С некоторых пор он перестал звать меня «моя фея». Может быть, потому, что от частого общения с людьми я действительно теряла свои волшебные способности. Пять моих детских книг были опубликованы и имели большой успех. Могло быть и так, что Том к этому ревновал. Крестная, конечно, стала бы меня подталкивать быстрее возвращаться в сферы, а я бы ее не послушала: я хотела убедиться, что человеческий род не обречен жить в страданиях, что я способна вернуть моему смертному любимому его истинную человечность, помочь ему найти путь к самому себе. Путь к свободе. Путь к радости. Ну конечно, в моем решении сказалась немалая доля человеческой гордости, передавшейся мне, но я себе положила год, чтобы этого добиться — год, не обращаясь к своим силам, год, используя лишь собственные ресурсы как женщины.

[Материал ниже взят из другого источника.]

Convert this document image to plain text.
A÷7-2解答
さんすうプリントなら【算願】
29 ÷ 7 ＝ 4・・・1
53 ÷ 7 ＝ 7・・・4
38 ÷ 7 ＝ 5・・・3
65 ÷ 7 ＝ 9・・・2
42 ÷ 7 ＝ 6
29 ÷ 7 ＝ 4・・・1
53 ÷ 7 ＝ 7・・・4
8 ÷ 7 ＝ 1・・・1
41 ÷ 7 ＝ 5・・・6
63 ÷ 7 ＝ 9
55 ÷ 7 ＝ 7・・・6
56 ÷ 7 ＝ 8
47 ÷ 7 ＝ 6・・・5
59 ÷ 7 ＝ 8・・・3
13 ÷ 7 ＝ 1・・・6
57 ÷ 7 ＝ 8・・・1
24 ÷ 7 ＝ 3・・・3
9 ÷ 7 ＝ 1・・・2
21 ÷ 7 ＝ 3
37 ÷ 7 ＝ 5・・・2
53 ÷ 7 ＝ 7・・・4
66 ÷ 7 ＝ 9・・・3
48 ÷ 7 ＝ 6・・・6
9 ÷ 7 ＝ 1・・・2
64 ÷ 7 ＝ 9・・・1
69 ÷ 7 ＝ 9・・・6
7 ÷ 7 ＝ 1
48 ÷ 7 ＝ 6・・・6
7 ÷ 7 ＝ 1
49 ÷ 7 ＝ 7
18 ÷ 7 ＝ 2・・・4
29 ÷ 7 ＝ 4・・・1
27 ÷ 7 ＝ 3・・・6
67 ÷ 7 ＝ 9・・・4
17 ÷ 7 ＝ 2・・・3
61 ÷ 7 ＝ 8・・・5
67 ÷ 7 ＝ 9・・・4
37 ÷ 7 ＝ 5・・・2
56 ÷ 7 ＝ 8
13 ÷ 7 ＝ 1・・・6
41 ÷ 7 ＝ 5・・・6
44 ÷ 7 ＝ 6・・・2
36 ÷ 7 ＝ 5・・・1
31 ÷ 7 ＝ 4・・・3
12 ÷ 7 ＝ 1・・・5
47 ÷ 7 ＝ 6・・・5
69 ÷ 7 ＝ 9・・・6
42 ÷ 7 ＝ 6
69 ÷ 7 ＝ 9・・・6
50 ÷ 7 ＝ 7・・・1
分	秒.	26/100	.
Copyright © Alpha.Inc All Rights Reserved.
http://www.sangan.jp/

Один год, один вздох в жизни феи.
— Том, — сказала я как-то вечером с многозначительной торжественностью, — сколько мы живем вместе?
Он нахмурил брови, углубив и без того основательные морщины на лбу.
— Шесть лет, а что?
— Тебе не кажется, что пора что-то менять?
— Что ты хочешь изменить? Разве ты не счастлива со мной? Чего ты хочешь? Ребенка?
Я не стала ему сознаваться, что не способна зачать ребенка на людской манер.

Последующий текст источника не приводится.